What Caused the Reduction of Followers?
We could not find any report that offered reasons relating to the drastic reduction of the followers for these two religions. We believe the reason for this reduction could be as follows:
1. The harsh government control over these two religions
After 1975, the new regime tried to erase these two religions but it was forced to recognize Cao Daism and Hoa Hao Buddhism after it failed to eradicate them. The government recognized Cao Daism in 1997 and Hoa Hao Buddhism in 1999.
The independent followers of these two religions often stated that the regime only allowed the followers that obeyed government instructions and controls to become the leaders of the two “official” and “recognized” associations for Cao Daism and Hoa Hao Buddhism.
After 1975, the activities of these two major religions were significantly restricted by the government.

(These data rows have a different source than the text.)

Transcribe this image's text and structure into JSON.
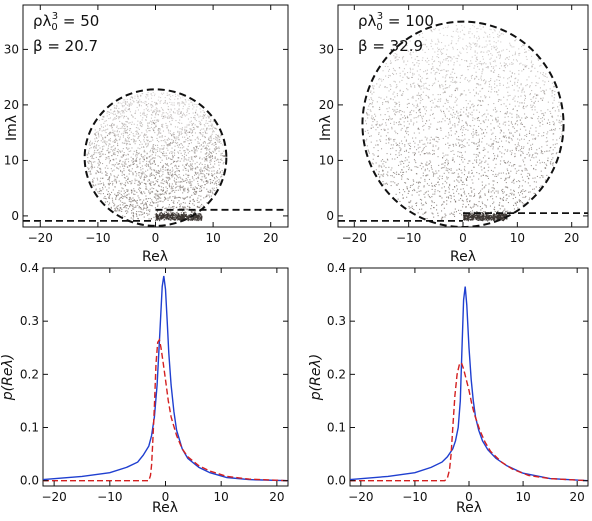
{
  "chart_data": [
    {
      "type": "scatter",
      "xlabel": "Reλ",
      "ylabel": "Imλ",
      "xlim": [
        -23,
        23
      ],
      "ylim": [
        -2,
        38
      ],
      "xticks": [
        "−20",
        "−10",
        "0",
        "10",
        "20"
      ],
      "yticks": [
        "0",
        "10",
        "20",
        "30"
      ],
      "grid": false,
      "annotations": [
        {
          "lhs": "ρλ",
          "sub": "0",
          "sup": "3",
          "rhs": " = 50"
        },
        {
          "text": "β = 20.7"
        }
      ],
      "cloud": {
        "center": [
          0,
          10.5
        ],
        "radius": 12,
        "color": "#6f6560"
      },
      "circle": {
        "center": [
          0,
          10.5
        ],
        "radius": 12.3,
        "style": "dashed",
        "color": "#111111"
      },
      "dashed_lines": [
        {
          "x": [
            -23,
            0
          ],
          "y": [
            -0.9,
            -0.9
          ]
        },
        {
          "x": [
            0,
            23
          ],
          "y": [
            1.1,
            1.1
          ]
        }
      ],
      "dense_band": {
        "x": [
          0,
          8
        ],
        "y": [
          -0.8,
          0.2
        ]
      }
    },
    {
      "type": "scatter",
      "xlabel": "Reλ",
      "ylabel": "Imλ",
      "xlim": [
        -23,
        23
      ],
      "ylim": [
        -2,
        38
      ],
      "xticks": [
        "−20",
        "−10",
        "0",
        "10",
        "20"
      ],
      "yticks": [
        "0",
        "10",
        "20",
        "30"
      ],
      "grid": false,
      "annotations": [
        {
          "lhs": "ρλ",
          "sub": "0",
          "sup": "3",
          "rhs": " = 100"
        },
        {
          "text": "β = 32.9"
        }
      ],
      "cloud": {
        "center": [
          0,
          16.5
        ],
        "radius": 18.2,
        "color": "#6f6560"
      },
      "circle": {
        "center": [
          0,
          16.5
        ],
        "radius": 18.5,
        "style": "dashed",
        "color": "#111111"
      },
      "dashed_lines": [
        {
          "x": [
            -23,
            0
          ],
          "y": [
            -0.9,
            -0.9
          ]
        },
        {
          "x": [
            0,
            23
          ],
          "y": [
            0.5,
            0.5
          ]
        }
      ],
      "dense_band": {
        "x": [
          0,
          8
        ],
        "y": [
          -0.8,
          0.2
        ]
      }
    },
    {
      "type": "line",
      "xlabel": "Reλ",
      "ylabel": "p(Reλ)",
      "xlim": [
        -22,
        22
      ],
      "ylim": [
        -0.01,
        0.4
      ],
      "xticks": [
        "−20",
        "−10",
        "0",
        "10",
        "20"
      ],
      "yticks": [
        "0.0",
        "0.1",
        "0.2",
        "0.3",
        "0.4"
      ],
      "grid": false,
      "series": [
        {
          "style": "solid",
          "color": "#1f3fd0",
          "x": [
            -22,
            -15,
            -10,
            -7,
            -5,
            -4,
            -3,
            -2.5,
            -2,
            -1.5,
            -1,
            -0.6,
            -0.3,
            0,
            0.3,
            0.6,
            1,
            1.5,
            2,
            3,
            4,
            6,
            8,
            11,
            15,
            22
          ],
          "y": [
            0.002,
            0.008,
            0.015,
            0.025,
            0.035,
            0.048,
            0.065,
            0.085,
            0.12,
            0.18,
            0.28,
            0.365,
            0.385,
            0.36,
            0.3,
            0.24,
            0.18,
            0.13,
            0.095,
            0.06,
            0.042,
            0.025,
            0.015,
            0.006,
            0.002,
            0.0
          ]
        },
        {
          "style": "dashed",
          "color": "#d42020",
          "x": [
            -22,
            -15,
            -10,
            -5,
            -3.5,
            -3,
            -2.7,
            -2.5,
            -2.3,
            -2,
            -1.7,
            -1.4,
            -1.1,
            -0.8,
            -0.4,
            0,
            0.5,
            1,
            2,
            3,
            4,
            6,
            8,
            11,
            15,
            22
          ],
          "y": [
            0.0,
            0.0,
            0.0,
            0.0,
            0.0,
            0.0,
            0.01,
            0.03,
            0.07,
            0.14,
            0.22,
            0.26,
            0.265,
            0.25,
            0.22,
            0.19,
            0.15,
            0.12,
            0.085,
            0.06,
            0.045,
            0.028,
            0.018,
            0.008,
            0.003,
            0.0
          ]
        }
      ]
    },
    {
      "type": "line",
      "xlabel": "Reλ",
      "ylabel": "p(Reλ)",
      "xlim": [
        -22,
        22
      ],
      "ylim": [
        -0.01,
        0.4
      ],
      "xticks": [
        "−20",
        "−10",
        "0",
        "10",
        "20"
      ],
      "yticks": [
        "0.0",
        "0.1",
        "0.2",
        "0.3",
        "0.4"
      ],
      "grid": false,
      "series": [
        {
          "style": "solid",
          "color": "#1f3fd0",
          "x": [
            -22,
            -15,
            -10,
            -7,
            -5,
            -4,
            -3,
            -2.5,
            -2,
            -1.6,
            -1.3,
            -1,
            -0.7,
            -0.4,
            0,
            0.4,
            0.8,
            1.2,
            1.8,
            2.5,
            3.5,
            5,
            7,
            10,
            15,
            22
          ],
          "y": [
            0.002,
            0.008,
            0.015,
            0.025,
            0.035,
            0.045,
            0.06,
            0.075,
            0.1,
            0.15,
            0.25,
            0.34,
            0.365,
            0.33,
            0.25,
            0.19,
            0.15,
            0.12,
            0.095,
            0.075,
            0.058,
            0.042,
            0.028,
            0.014,
            0.004,
            0.0
          ]
        },
        {
          "style": "dashed",
          "color": "#d42020",
          "x": [
            -22,
            -15,
            -10,
            -6,
            -4.5,
            -4,
            -3.6,
            -3.3,
            -3,
            -2.6,
            -2.2,
            -1.8,
            -1.4,
            -1,
            -0.5,
            0,
            0.5,
            1,
            2,
            3,
            4,
            6,
            8,
            11,
            15,
            22
          ],
          "y": [
            0.0,
            0.0,
            0.0,
            0.0,
            0.0,
            0.005,
            0.02,
            0.05,
            0.1,
            0.16,
            0.2,
            0.218,
            0.222,
            0.21,
            0.19,
            0.17,
            0.145,
            0.125,
            0.095,
            0.072,
            0.055,
            0.035,
            0.022,
            0.01,
            0.004,
            0.0
          ]
        }
      ]
    }
  ]
}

Followers could no longer conduct charity work and education and missionary work were also forbidden, preventing the two religions from being practiced as freely as before.
More than that, the government implemented strict punishment of any followers who opposed the government’s handling of religions, such as applying the Penal Code or suppressing and harassing critics on a daily basis.
After the government recognized these two religions at the end of the 1990s, it also clarified how it would keep them from expanding. The religious practices of these two religions were once celebrated widely in the south of Vietnam, but are now restricted locally with strict controls by the government.
2. Young People Distance Themselves from Religion
The education system in Vietnam has always discouraged the discussion of religions and religious activities in society.
Educational books often teach children about loyalty to the Communist Party and to follow the law, but they rarely discuss traditional values and religious beliefs within the community.
The mass media is controlled by the State and newspapers, television and radio also do not discuss religion.
We do not have statistics on the number of followers of these two religions during different times, but the current government policy is to try to stop them from developing through the enactment of a numbers of drastic rules and regulations to control religious practices.
3. Identification Cards Are the Only Method for Counting Followers of Specific Religions
All identification cards in Vietnam specify a person’s religious affiliation.
In reality, to reduce potential problems involving religion, such as being discriminated against in recruitment to some governmental departments or joining the Communist Party, many families may declare that they are not members of any religion even though they actually follow a religion.
On the other hand, some police officers put down “no religion” when processing identification cards for people, possibly to reduce the number of followers of a religion or to reduce its influence.